The Oklahoma Health Care Authority will consider $252 million in Medicaid cutbacks at its board meeting on Thursday, including new limits on patient services, higher copays and smaller reimbursements to doctors and other medical providers.
The cutbacks, described in a draft agenda for the board’s 1 p.m. meeting (see below), were devised by leaders of the Health Care Authority and the Oklahoma Department of Mental Health and Substance Abuse Services in response to standstill state funding and reduced federal support.
The biggest cost-saver is a proposed 8 percent reduction in reimbursements to doctors and other providers who treat the 279,000 low-income adults and 524,000 children who participate in the state’s Medicaid program, called SoonerCare.
The across-the-board reimbursement cut would total $150 million during the fiscal year that begins July 1. Because Medicaid costs are shared by the federal and state governments, net savings to the state would be $56 million.
Other, more targeted cuts would reduce provider reimbursements by a total of $9 million, with state savings of $3 million.
Higher patient copays would generate $8 million in savings, of which $3 million would accrue to the state.
A proposed reduction in mental health services would generate $54 million in savings by limiting outpatient rehabilitation provided to adults. The state share of the savings would be $20 million.
The remainder of the cuts would restrict eligibility for specific services. For example, reducing dental benefits for pregnant women would lower total outlays by $4 million and save the state $1.5 million. Restricting the number of eyeglasses provided to children would save $347,055, netting the state $129,347.
Health Care Authority spokeswoman Jo Kilgore said reductions are necessary to enable her agency to maintain existing programs with the funds available to it.
Kilgore said the agency would have needed about $104 million in additional state funding to offset a $50 million reduction in federal matching funds, $40 million in added expenses caused by a growing caseload and a $14 million reduction in earmarked tobacco-tax revenue.
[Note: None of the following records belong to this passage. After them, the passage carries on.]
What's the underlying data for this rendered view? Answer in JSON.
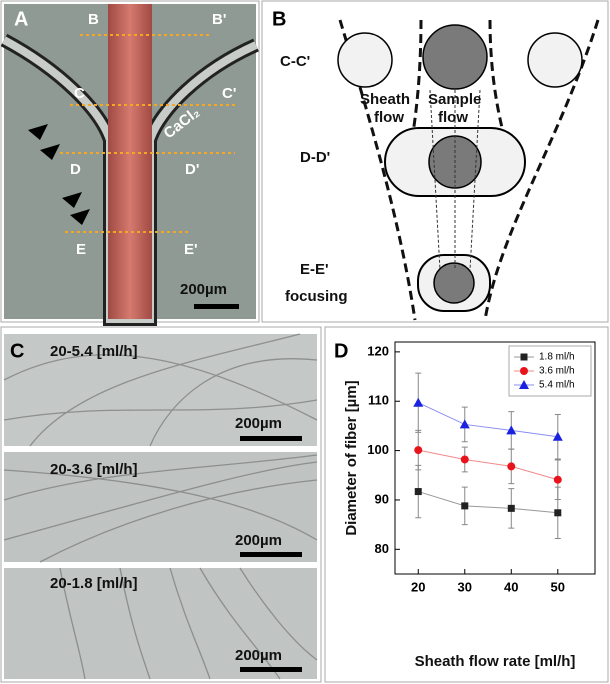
{
  "panel_a": {
    "label": "A",
    "markers": [
      "B",
      "B'",
      "C",
      "C'",
      "D",
      "D'",
      "E",
      "E'"
    ],
    "reagent": "CaCl₂",
    "scale_bar": "200µm"
  },
  "panel_b": {
    "label": "B",
    "cc": "C-C'",
    "sheath": [
      "Sheath",
      "flow"
    ],
    "sample": [
      "Sample",
      "flow"
    ],
    "dd": "D-D'",
    "ee": "E-E'",
    "focusing": "focusing"
  },
  "panel_c": {
    "label": "C",
    "images": [
      {
        "caption": "20-5.4 [ml/h]",
        "scale_bar": "200µm"
      },
      {
        "caption": "20-3.6 [ml/h]",
        "scale_bar": "200µm"
      },
      {
        "caption": "20-1.8 [ml/h]",
        "scale_bar": "200µm"
      }
    ]
  },
  "chart_data": {
    "type": "line",
    "panel_label": "D",
    "xlabel": "Sheath flow rate [ml/h]",
    "ylabel": "Diameter of fiber [µm]",
    "x": [
      20,
      30,
      40,
      50
    ],
    "xlim": [
      15,
      58
    ],
    "xticks": [
      20,
      30,
      40,
      50
    ],
    "ylim": [
      75,
      122
    ],
    "yticks": [
      80,
      90,
      100,
      110,
      120
    ],
    "grid": false,
    "legend": "upper right",
    "series": [
      {
        "name": "1.8 ml/h",
        "color": "#222222",
        "line_color": "#999999",
        "marker": "square",
        "values": [
          91.7,
          88.8,
          88.3,
          87.4
        ],
        "errors": [
          5.3,
          3.8,
          4.0,
          5.2
        ]
      },
      {
        "name": "3.6 ml/h",
        "color": "#e8141c",
        "line_color": "#f08a8a",
        "marker": "circle",
        "values": [
          100.1,
          98.2,
          96.8,
          94.1
        ],
        "errors": [
          4.0,
          2.5,
          3.5,
          4.0
        ]
      },
      {
        "name": "5.4 ml/h",
        "color": "#1a22e0",
        "line_color": "#8a8ef0",
        "marker": "triangle",
        "values": [
          109.7,
          105.3,
          104.1,
          102.8
        ],
        "errors": [
          6.0,
          3.5,
          3.8,
          4.5
        ]
      }
    ]
  }
}
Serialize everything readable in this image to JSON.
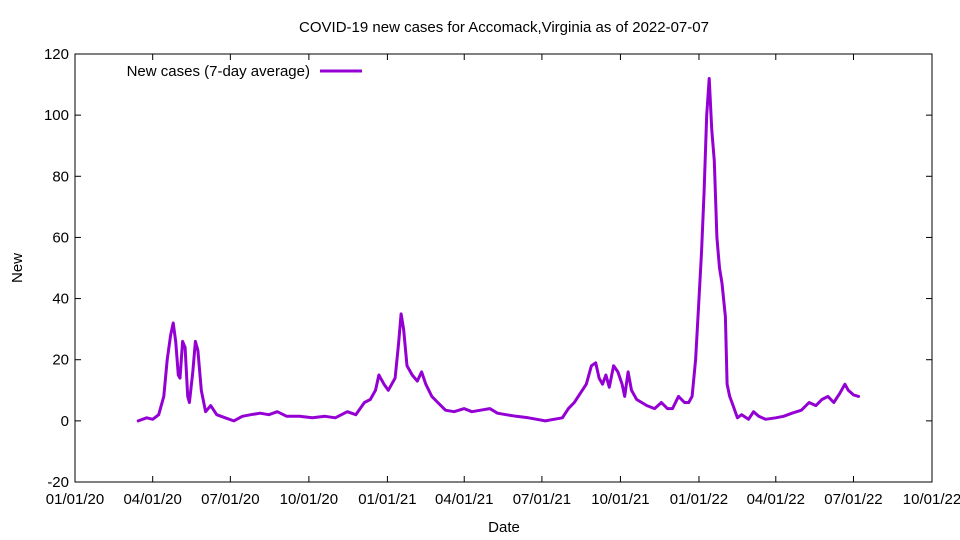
{
  "chart_data": {
    "type": "line",
    "title": "COVID-19 new cases for Accomack,Virginia as of 2022-07-07",
    "xlabel": "Date",
    "ylabel": "New",
    "x_ticks": [
      "01/01/20",
      "04/01/20",
      "07/01/20",
      "10/01/20",
      "01/01/21",
      "04/01/21",
      "07/01/21",
      "10/01/21",
      "01/01/22",
      "04/01/22",
      "07/01/22",
      "10/01/22"
    ],
    "x_tick_dates": [
      "2020-01-01",
      "2020-04-01",
      "2020-07-01",
      "2020-10-01",
      "2021-01-01",
      "2021-04-01",
      "2021-07-01",
      "2021-10-01",
      "2022-01-01",
      "2022-04-01",
      "2022-07-01",
      "2022-10-01"
    ],
    "y_ticks": [
      "-20",
      "0",
      "20",
      "40",
      "60",
      "80",
      "100",
      "120"
    ],
    "xlim": [
      "2020-01-01",
      "2022-10-01"
    ],
    "ylim": [
      -20,
      120
    ],
    "grid": false,
    "legend": "top-left",
    "series": [
      {
        "name": "New cases (7-day average)",
        "color": "#9400d3",
        "points": [
          [
            "2020-03-15",
            0
          ],
          [
            "2020-03-25",
            1
          ],
          [
            "2020-04-01",
            0.5
          ],
          [
            "2020-04-08",
            2
          ],
          [
            "2020-04-14",
            8
          ],
          [
            "2020-04-18",
            20
          ],
          [
            "2020-04-22",
            28
          ],
          [
            "2020-04-25",
            32
          ],
          [
            "2020-04-28",
            26
          ],
          [
            "2020-05-01",
            15
          ],
          [
            "2020-05-03",
            14
          ],
          [
            "2020-05-06",
            26
          ],
          [
            "2020-05-09",
            24
          ],
          [
            "2020-05-12",
            8
          ],
          [
            "2020-05-14",
            6
          ],
          [
            "2020-05-18",
            16
          ],
          [
            "2020-05-21",
            26
          ],
          [
            "2020-05-24",
            23
          ],
          [
            "2020-05-28",
            10
          ],
          [
            "2020-06-02",
            3
          ],
          [
            "2020-06-08",
            5
          ],
          [
            "2020-06-15",
            2
          ],
          [
            "2020-06-25",
            1
          ],
          [
            "2020-07-05",
            0
          ],
          [
            "2020-07-15",
            1.5
          ],
          [
            "2020-07-25",
            2
          ],
          [
            "2020-08-05",
            2.5
          ],
          [
            "2020-08-15",
            2
          ],
          [
            "2020-08-25",
            3
          ],
          [
            "2020-09-05",
            1.5
          ],
          [
            "2020-09-20",
            1.5
          ],
          [
            "2020-10-05",
            1
          ],
          [
            "2020-10-20",
            1.5
          ],
          [
            "2020-11-01",
            1
          ],
          [
            "2020-11-15",
            3
          ],
          [
            "2020-11-25",
            2
          ],
          [
            "2020-12-05",
            6
          ],
          [
            "2020-12-12",
            7
          ],
          [
            "2020-12-18",
            10
          ],
          [
            "2020-12-22",
            15
          ],
          [
            "2020-12-28",
            12
          ],
          [
            "2021-01-02",
            10
          ],
          [
            "2021-01-06",
            12
          ],
          [
            "2021-01-10",
            14
          ],
          [
            "2021-01-14",
            25
          ],
          [
            "2021-01-17",
            35
          ],
          [
            "2021-01-20",
            30
          ],
          [
            "2021-01-24",
            18
          ],
          [
            "2021-01-30",
            15
          ],
          [
            "2021-02-05",
            13
          ],
          [
            "2021-02-10",
            16
          ],
          [
            "2021-02-15",
            12
          ],
          [
            "2021-02-22",
            8
          ],
          [
            "2021-03-01",
            6
          ],
          [
            "2021-03-10",
            3.5
          ],
          [
            "2021-03-20",
            3
          ],
          [
            "2021-04-01",
            4
          ],
          [
            "2021-04-10",
            3
          ],
          [
            "2021-04-20",
            3.5
          ],
          [
            "2021-05-01",
            4
          ],
          [
            "2021-05-10",
            2.5
          ],
          [
            "2021-05-20",
            2
          ],
          [
            "2021-06-01",
            1.5
          ],
          [
            "2021-06-15",
            1
          ],
          [
            "2021-06-25",
            0.5
          ],
          [
            "2021-07-05",
            0
          ],
          [
            "2021-07-15",
            0.5
          ],
          [
            "2021-07-25",
            1
          ],
          [
            "2021-08-01",
            4
          ],
          [
            "2021-08-08",
            6
          ],
          [
            "2021-08-15",
            9
          ],
          [
            "2021-08-22",
            12
          ],
          [
            "2021-08-28",
            18
          ],
          [
            "2021-09-02",
            19
          ],
          [
            "2021-09-06",
            14
          ],
          [
            "2021-09-10",
            12
          ],
          [
            "2021-09-14",
            15
          ],
          [
            "2021-09-18",
            11
          ],
          [
            "2021-09-23",
            18
          ],
          [
            "2021-09-28",
            16
          ],
          [
            "2021-10-03",
            12
          ],
          [
            "2021-10-06",
            8
          ],
          [
            "2021-10-10",
            16
          ],
          [
            "2021-10-14",
            10
          ],
          [
            "2021-10-20",
            7
          ],
          [
            "2021-11-01",
            5
          ],
          [
            "2021-11-10",
            4
          ],
          [
            "2021-11-18",
            6
          ],
          [
            "2021-11-25",
            4
          ],
          [
            "2021-12-01",
            4
          ],
          [
            "2021-12-08",
            8
          ],
          [
            "2021-12-15",
            6
          ],
          [
            "2021-12-20",
            6
          ],
          [
            "2021-12-24",
            8
          ],
          [
            "2021-12-28",
            20
          ],
          [
            "2022-01-01",
            40
          ],
          [
            "2022-01-04",
            55
          ],
          [
            "2022-01-07",
            75
          ],
          [
            "2022-01-10",
            100
          ],
          [
            "2022-01-13",
            112
          ],
          [
            "2022-01-16",
            95
          ],
          [
            "2022-01-19",
            85
          ],
          [
            "2022-01-22",
            60
          ],
          [
            "2022-01-25",
            50
          ],
          [
            "2022-01-28",
            45
          ],
          [
            "2022-02-01",
            34
          ],
          [
            "2022-02-03",
            12
          ],
          [
            "2022-02-06",
            8
          ],
          [
            "2022-02-10",
            5
          ],
          [
            "2022-02-15",
            1
          ],
          [
            "2022-02-20",
            2
          ],
          [
            "2022-02-28",
            0.5
          ],
          [
            "2022-03-06",
            3
          ],
          [
            "2022-03-12",
            1.5
          ],
          [
            "2022-03-20",
            0.5
          ],
          [
            "2022-04-01",
            1
          ],
          [
            "2022-04-10",
            1.5
          ],
          [
            "2022-04-20",
            2.5
          ],
          [
            "2022-05-01",
            3.5
          ],
          [
            "2022-05-10",
            6
          ],
          [
            "2022-05-18",
            5
          ],
          [
            "2022-05-25",
            7
          ],
          [
            "2022-06-01",
            8
          ],
          [
            "2022-06-08",
            6
          ],
          [
            "2022-06-15",
            9
          ],
          [
            "2022-06-21",
            12
          ],
          [
            "2022-06-25",
            10
          ],
          [
            "2022-07-01",
            8.5
          ],
          [
            "2022-07-07",
            8
          ]
        ]
      }
    ]
  }
}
The federal match is being cut because Oklahoma’s economy is doing better than those of other states. The formula-based reduction has nothing to do with Oklahoma’s rejection of the Obama administration’s proposed Medicaid expansion, Kilgore said.
The budget approved by the Legislature and signed into law by Gov. Mary Fallin last month provided the agency with essentially flat funding for 2015.
“It basically is what it is,” Kilgore said. “It’s our need versus what our appropriation was, and trying to balance those two.”
Oklahoma’s total Medicaid spending last year was $4 billion, of which $907 million was provided by the state.